British Foreign Secretary William Hague said a suicide bombing that killed two top Syrian security officials on Wednesday showed the need for a UN resolution to end the crisis.
The UN Security Council will later Wednesday vote on a Western resolution renewing the UN mission in Syria that calls for sanctions if the regime does not pull back heavy weapons, but Russia has already rejected it.
“We are aware of reports that the Syrian defence and deputy defence ministers have been killed and a number of others injured by an apparent suicide bombing in Damascus,” Hague said in a statement.
“This incident, which we condemn, confirms the urgent need for a Chapter VII resolution of the UN Security Council on Syria.”

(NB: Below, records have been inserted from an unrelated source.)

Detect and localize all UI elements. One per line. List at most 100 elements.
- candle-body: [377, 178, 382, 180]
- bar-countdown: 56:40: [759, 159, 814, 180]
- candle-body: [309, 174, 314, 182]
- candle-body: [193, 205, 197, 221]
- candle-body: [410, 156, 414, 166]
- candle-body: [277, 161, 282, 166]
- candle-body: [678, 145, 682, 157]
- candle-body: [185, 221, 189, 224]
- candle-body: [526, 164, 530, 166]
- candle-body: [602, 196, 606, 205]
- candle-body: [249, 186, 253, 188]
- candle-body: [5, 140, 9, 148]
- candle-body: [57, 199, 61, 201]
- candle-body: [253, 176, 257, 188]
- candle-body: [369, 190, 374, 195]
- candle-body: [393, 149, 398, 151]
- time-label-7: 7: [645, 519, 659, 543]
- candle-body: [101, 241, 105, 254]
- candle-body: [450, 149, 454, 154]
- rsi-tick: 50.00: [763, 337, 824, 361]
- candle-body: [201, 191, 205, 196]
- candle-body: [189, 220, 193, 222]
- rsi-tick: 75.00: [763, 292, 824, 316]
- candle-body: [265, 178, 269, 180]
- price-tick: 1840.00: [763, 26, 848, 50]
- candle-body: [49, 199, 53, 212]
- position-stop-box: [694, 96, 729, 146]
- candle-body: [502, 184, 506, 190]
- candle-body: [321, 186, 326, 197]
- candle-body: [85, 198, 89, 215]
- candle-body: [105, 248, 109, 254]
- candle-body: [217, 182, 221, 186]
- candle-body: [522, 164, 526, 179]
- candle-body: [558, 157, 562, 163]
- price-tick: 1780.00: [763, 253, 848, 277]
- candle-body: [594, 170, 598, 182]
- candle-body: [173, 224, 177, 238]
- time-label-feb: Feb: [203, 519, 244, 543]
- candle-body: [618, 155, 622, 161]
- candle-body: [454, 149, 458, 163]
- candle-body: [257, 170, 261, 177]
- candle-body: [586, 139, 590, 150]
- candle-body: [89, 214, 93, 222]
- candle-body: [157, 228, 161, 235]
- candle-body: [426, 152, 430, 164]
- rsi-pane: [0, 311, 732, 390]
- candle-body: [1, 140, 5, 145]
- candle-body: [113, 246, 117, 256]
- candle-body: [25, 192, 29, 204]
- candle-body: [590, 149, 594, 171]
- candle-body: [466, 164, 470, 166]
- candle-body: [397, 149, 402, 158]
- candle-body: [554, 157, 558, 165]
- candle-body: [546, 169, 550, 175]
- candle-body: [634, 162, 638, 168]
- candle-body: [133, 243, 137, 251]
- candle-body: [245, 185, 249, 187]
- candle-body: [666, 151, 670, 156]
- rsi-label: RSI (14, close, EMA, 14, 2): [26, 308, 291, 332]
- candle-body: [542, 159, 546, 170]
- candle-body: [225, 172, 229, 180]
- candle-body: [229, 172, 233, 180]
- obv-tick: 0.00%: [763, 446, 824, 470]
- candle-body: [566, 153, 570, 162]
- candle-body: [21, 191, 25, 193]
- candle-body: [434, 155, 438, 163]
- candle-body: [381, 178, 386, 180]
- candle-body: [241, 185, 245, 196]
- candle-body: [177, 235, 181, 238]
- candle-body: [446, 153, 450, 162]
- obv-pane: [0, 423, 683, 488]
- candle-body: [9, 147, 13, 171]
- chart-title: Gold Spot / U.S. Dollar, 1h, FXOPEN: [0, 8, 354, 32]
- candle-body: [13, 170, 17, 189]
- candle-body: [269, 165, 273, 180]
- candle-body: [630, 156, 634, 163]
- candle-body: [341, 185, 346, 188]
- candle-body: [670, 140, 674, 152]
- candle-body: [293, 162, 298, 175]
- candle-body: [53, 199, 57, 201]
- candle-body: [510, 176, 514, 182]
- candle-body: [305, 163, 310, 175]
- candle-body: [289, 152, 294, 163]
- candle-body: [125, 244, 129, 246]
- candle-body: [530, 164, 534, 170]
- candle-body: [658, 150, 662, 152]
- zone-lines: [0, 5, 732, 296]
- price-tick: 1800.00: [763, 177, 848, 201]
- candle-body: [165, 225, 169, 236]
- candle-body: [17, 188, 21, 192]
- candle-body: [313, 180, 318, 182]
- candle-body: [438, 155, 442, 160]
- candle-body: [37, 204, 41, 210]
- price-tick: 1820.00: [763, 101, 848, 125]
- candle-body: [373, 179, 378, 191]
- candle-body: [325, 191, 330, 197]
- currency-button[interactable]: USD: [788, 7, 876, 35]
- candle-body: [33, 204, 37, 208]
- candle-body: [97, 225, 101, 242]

Chapter VII of the UN charter deals with taking action against threats to peace and acts of aggression.
Syrian state media said the suicide attack in Damascus killed defence minister General Daoud Rajha and President Bashar al-Assad’s brother-in-law Assef Shawkat.
Hague added: “The situation in Syria is clearly deteriorating.
“All the members of the UN Security Council have a responsibility to put their weight behind the enforcement of joint special envoy Kofi Annan’s plan to end the violence.
“We call on all parties to refrain from violence, and for the Security Council to shoulder its responsibilities.”
Russia and China — both permanent members of the Security Council along with Britain, France and the United States — have blocked two previous UN resolutions against Syria.
Russian Foreign Minister Sergei Lavrov on Wednesday rejected the latest resolution, saying it would mean taking sides with a revolutionary movement.